FOCUSED: Opener Henry Davids was one of the stars in the Proteas’ win over New Zealand in the series-deciding third and final Twenty20 international in  Port Elizabeth on Wednesday. South Africa won the first match at Kingsmead last week before New Zealand drew level  with a victory at  Buffalo Park at the  weekend. Picture:  GALLO IMAGES
FOCUSED: Opener Henry Davids was one of the stars in the Proteas’ win over New Zealand in the series-deciding third and final Twenty20 international in Port Elizabeth on Wednesday. South Africa won the first match at Kingsmead last week before New Zealand drew level with a victory at Buffalo Park at the weekend. Picture: GALLO IMAGES

PORT ELIZABETH — South Africa won the first trophy available to them in their home summer with victory over New Zealand in the three-match Twenty20 series.

After piling on 179/6, the fifth-highest score posted in the shortest format (at both international and domestic level) at St George’s Park — thanks largely to an 89-run third-wicket stand between Henry Davids and Justin Ontong — Aaron Phangiso and Ryan McLaren ensured South Africa defended it comfortably.

All of New Zealand’s bowlers, save for Mitchell McClenaghan and Ronnie Hira, failed to read the pace of the Port Elizabeth pitch. Against the aggression of Davids and Ontong they gave away too many runs, which allowed the pair to lay the launch-pad for takeoff.

New Zealand did not have the batsmen to do the same. With Martin Guptill and Brendon McCullum at the crease, there was some hope. Once the dominoes began to fall, there was no stopping the slide. Still, New Zealand competed with the hosts with more heart than was expected of them, to hopefully set the tone for the Test matches.

As an example of their ability to ruffle feathers, New Zealand had the hosts in early trouble, even in the absence of Richard Levi.

South Africa’s opening partnership stuttered again when Faf du Plessis — who was promoted to bat in his preferred top-two spot — was bowled by Ronnie Hira as he tried to hit through mid-wicket.

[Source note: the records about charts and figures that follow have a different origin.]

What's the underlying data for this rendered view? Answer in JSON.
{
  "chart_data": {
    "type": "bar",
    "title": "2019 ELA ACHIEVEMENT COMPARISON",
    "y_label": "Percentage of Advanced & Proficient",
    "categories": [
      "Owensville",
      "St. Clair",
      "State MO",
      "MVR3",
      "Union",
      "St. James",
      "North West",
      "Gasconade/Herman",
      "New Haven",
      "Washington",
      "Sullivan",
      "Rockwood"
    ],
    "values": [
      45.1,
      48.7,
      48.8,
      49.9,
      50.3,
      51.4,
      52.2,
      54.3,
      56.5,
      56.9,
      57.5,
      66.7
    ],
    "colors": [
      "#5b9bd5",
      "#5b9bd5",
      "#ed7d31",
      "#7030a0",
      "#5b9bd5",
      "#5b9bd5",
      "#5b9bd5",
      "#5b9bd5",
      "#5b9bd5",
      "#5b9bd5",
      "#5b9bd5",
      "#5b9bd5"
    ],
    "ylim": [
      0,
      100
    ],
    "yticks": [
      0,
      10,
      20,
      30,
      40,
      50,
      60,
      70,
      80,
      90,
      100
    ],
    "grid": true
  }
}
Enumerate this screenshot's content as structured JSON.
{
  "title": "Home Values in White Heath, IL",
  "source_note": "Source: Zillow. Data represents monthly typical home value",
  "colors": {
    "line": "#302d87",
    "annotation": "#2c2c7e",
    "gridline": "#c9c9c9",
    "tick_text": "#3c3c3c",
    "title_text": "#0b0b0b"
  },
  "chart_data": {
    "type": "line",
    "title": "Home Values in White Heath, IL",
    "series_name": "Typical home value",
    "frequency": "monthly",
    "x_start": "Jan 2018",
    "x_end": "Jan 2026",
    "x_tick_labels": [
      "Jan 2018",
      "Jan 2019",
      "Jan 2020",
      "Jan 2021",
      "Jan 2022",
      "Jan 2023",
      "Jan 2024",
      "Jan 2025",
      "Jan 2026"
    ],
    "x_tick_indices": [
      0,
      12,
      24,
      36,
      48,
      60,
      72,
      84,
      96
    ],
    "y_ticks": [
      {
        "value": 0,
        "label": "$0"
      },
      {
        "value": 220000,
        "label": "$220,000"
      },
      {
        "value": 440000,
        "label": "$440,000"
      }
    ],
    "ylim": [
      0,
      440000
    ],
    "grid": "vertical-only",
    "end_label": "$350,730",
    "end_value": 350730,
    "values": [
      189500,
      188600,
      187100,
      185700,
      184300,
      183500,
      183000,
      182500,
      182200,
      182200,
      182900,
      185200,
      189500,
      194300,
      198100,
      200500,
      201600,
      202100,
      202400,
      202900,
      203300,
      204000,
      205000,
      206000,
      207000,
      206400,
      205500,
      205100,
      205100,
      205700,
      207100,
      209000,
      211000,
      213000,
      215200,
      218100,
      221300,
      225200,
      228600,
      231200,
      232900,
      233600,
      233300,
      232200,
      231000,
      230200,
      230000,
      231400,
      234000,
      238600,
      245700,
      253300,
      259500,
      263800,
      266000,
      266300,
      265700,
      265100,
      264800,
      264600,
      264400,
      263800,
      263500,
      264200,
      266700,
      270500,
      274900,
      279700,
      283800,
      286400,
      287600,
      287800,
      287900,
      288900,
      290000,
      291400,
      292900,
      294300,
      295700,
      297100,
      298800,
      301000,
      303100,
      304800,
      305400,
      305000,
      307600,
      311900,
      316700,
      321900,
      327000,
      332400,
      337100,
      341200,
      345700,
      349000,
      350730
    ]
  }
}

Levi’s omission also meant Quinton de Kock was given more responsibility at No3, but his inexperience showed. Instead of rotating strike while Davids kept going, De Kock tried to loft McClenaghan over long-on and got a leading edge.

Corey Anderson ran from mid-off to take the catch at mid-on and De Kock’s series with the bat ended without him living up to the hype.

Davids had none of the same expectation but exceeded all hopes. He displayed a range of classic shots, tinged only with some extra intent.

The drive off the back foot and the pull shot were his hallmarks, but more notable was that he scored off almost every ball he faced. Both he and Ontong pushed each other between the wickets and put pressure on the New Zealand fielders.

The only chance they offered was when Davids went aerial against Doug Bracewell and lobbed the ball to Martin Guptill at short extra cover. Guptill seemed to lose the ball in the background and although he got fingers to it, spilt the chance. Davids was on 32 and went on to more than double his score.

As Davids grew in confidence, so did Ontong, whose assurance swelled against James Franklin. Ontong hit him for back to back sixes: down the ground and then to deep mid-wicket, but Franklin won the mini-battle when Ontong was caught trying to send another slower ball over the leg-side boundary.

Still, he had taken 16 runs off the five balls he faced in that over and South Africa had 116 runs and seven wickets in hand as they approached the last five overs. Those turned out to be the most profitable, even though Davids departed midway through.

South Africa added 63 runs in the final quarter of their innings, thanks to their big hitters. Farhaan Behardien and David Miller both struck the ball cleanly against New Zealand’s clueless death bowlers.

Contrastingly, South Africa’s attack had a firm grip on what was required. Ryan McClaren had Rob Nicol lbw in the first over when he was struck in line of middle and off stump. Guptill showed glimpses of the form he displayed three days ago when his 101 took New Zealand to victory. He drove with power and was assisted by McCullum, who seemed to finally find his placement.

Just as the two batsmen settled, Guptill tried to paddle Phangiso over short fine-leg, but was caught by Robin Peterson. Phangiso claimed another big scalp in his next over, when McCullum thought he had got him over long-off but was caught on the boundary.

New Zealand remained in the hunt and after 11 overs had the same score South Africa had posted — 71 — but had lost two more wickets. Colin Munro edged a McLaren short ball and James Franklin swung to long-on to give Phangiso his third.

The point of no return was reached when Morne Morkel leapt to his left at short third man to send Jimmy Neesham on his way. The required run rate climbed to over 14 an over with six to go and only last rites were left to be performed. Rory Kleinveldt took the ninth wicket, but Morne Morkel finished without reward as a new South African era made itself known.

For New Zealand, much to work on remains. They were suspected to have bled 20 runs too many, but in the end, on 146/9, were almost double that short.